Though the notion of autonomy in the modern era was at first applied in a political context, the term was quickly taken up in the context of individual rational persons, their rights and existences. In the wake of anti colonial movements, the term gained new perspectives and meanings which would imply new rights and new responsibilities. It became the emblem of group rights, in particular minority rights. In time the idea of autonomy became not only the standard of rights and responsibilities, but also an issue of governmentality.

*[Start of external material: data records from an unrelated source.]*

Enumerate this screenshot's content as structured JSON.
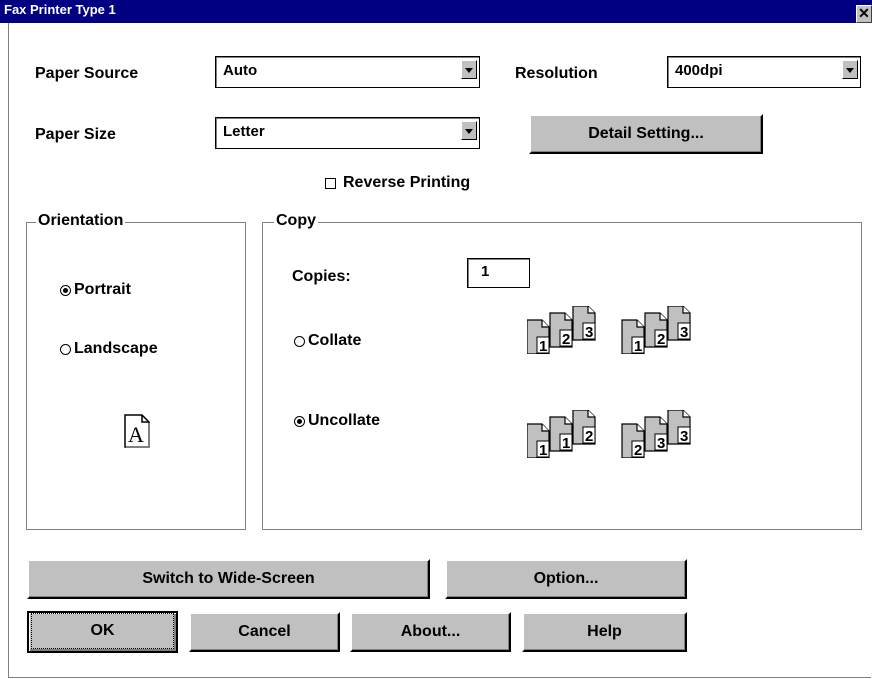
{
  "window": {
    "title": "Fax Printer Type 1",
    "close_glyph": "✕"
  },
  "paper_source": {
    "label": "Paper Source",
    "value": "Auto"
  },
  "resolution": {
    "label": "Resolution",
    "value": "400dpi"
  },
  "paper_size": {
    "label": "Paper Size",
    "value": "Letter"
  },
  "detail_setting_button": "Detail Setting...",
  "reverse_printing": {
    "label": "Reverse Printing",
    "checked": false
  },
  "orientation": {
    "title": "Orientation",
    "portrait_label": "Portrait",
    "landscape_label": "Landscape",
    "selected": "Portrait",
    "preview_letter": "A"
  },
  "copy": {
    "title": "Copy",
    "copies_label": "Copies:",
    "copies_value": "1",
    "collate_label": "Collate",
    "uncollate_label": "Uncollate",
    "selected": "Uncollate",
    "collate_pages": [
      "1",
      "2",
      "3",
      "1",
      "2",
      "3"
    ],
    "uncollate_pages": [
      "1",
      "1",
      "2",
      "2",
      "3",
      "3"
    ]
  },
  "buttons": {
    "switch_wide": "Switch to Wide-Screen",
    "option": "Option...",
    "ok": "OK",
    "cancel": "Cancel",
    "about": "About...",
    "help": "Help"
  },
  "colors": {
    "titlebar": "#000080",
    "face": "#c0c0c0"
  }
}
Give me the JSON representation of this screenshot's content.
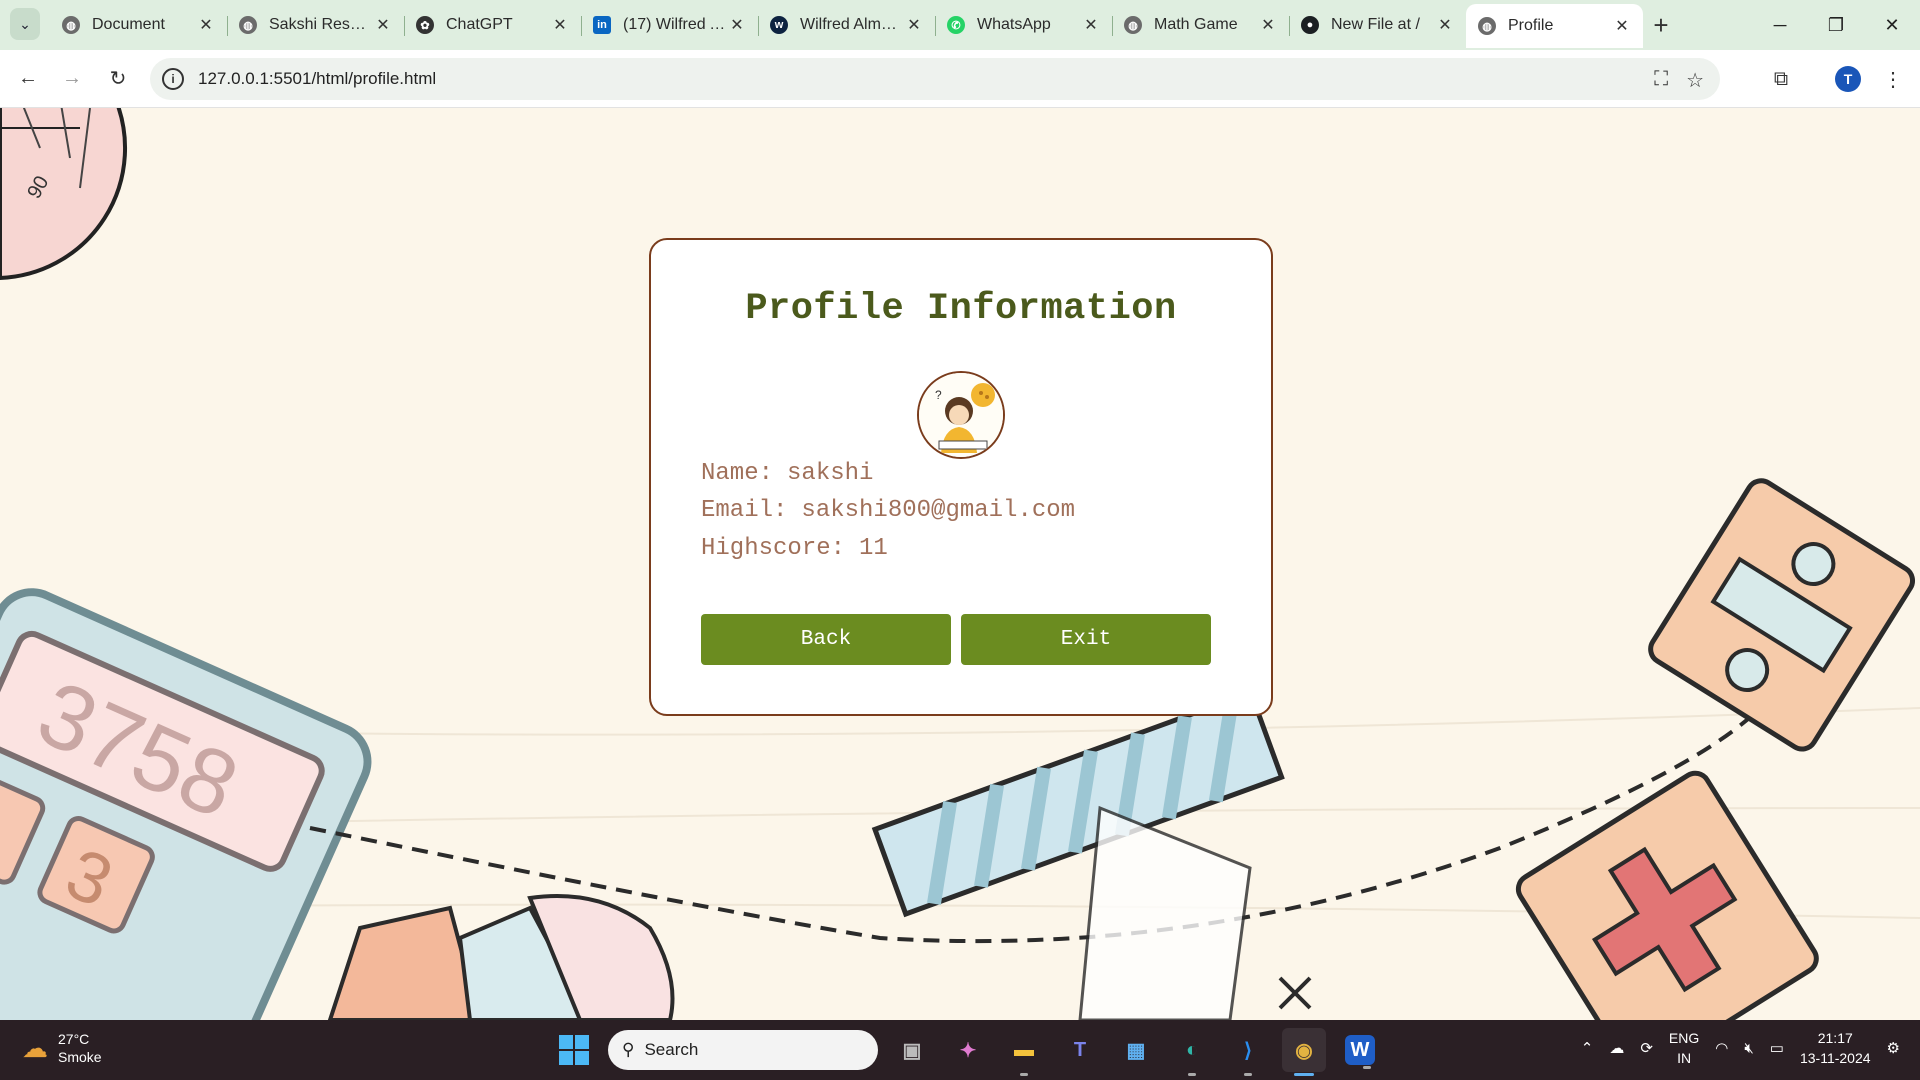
{
  "browser": {
    "tabs": [
      {
        "label": "Document",
        "icon": "globe-icon"
      },
      {
        "label": "Sakshi Resume",
        "icon": "globe-icon"
      },
      {
        "label": "ChatGPT",
        "icon": "openai-icon"
      },
      {
        "label": "(17) Wilfred Almeida",
        "icon": "linkedin-icon"
      },
      {
        "label": "Wilfred Almeida",
        "icon": "w-icon"
      },
      {
        "label": "WhatsApp",
        "icon": "whatsapp-icon"
      },
      {
        "label": "Math Game",
        "icon": "globe-icon"
      },
      {
        "label": "New File at /",
        "icon": "github-icon"
      },
      {
        "label": "Profile",
        "icon": "globe-icon",
        "active": true
      }
    ],
    "url": "127.0.0.1:5501/html/profile.html",
    "avatar_letter": "T"
  },
  "profile": {
    "title": "Profile Information",
    "name_label": "Name:",
    "name_value": "sakshi",
    "email_label": "Email:",
    "email_value": "sakshi800@gmail.com",
    "highscore_label": "Highscore:",
    "highscore_value": "11",
    "back_label": "Back",
    "exit_label": "Exit"
  },
  "background": {
    "protractor_text": "90",
    "calculator_display": "3758",
    "calculator_key": "3"
  },
  "taskbar": {
    "temperature": "27°C",
    "condition": "Smoke",
    "search_placeholder": "Search",
    "lang_top": "ENG",
    "lang_bottom": "IN",
    "time": "21:17",
    "date": "13-11-2024"
  },
  "colors": {
    "accent_green": "#6b8c20",
    "title_olive": "#4b5a1c",
    "card_border": "#7a3c1c",
    "info_text": "#a0705a"
  }
}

The present volume is a critical attempt to understand autonomy from both historical and analytical perspectives. An international group of scholars seek answers that go beyond the thinking of Immanuel Kant or a simple hermeneutic reading of the principle of autonomy. Autonomy, in this collective reading, emerges as deeply rooted in social practices and contentious politics.
Paula Banerjee is a member of the Calcutta Research Group and teaches at the Department of South and South East Asian Studies, University of Calcutta, Kolkata. She specializes in issues of peace and conflict in South Asia and diplomatic history, and is a women’s rights activist.
Samir Kumar Das is the Research Coordinator, Calcutta Research Group and Professor of Political Science at University of Calcutta, Kolkata.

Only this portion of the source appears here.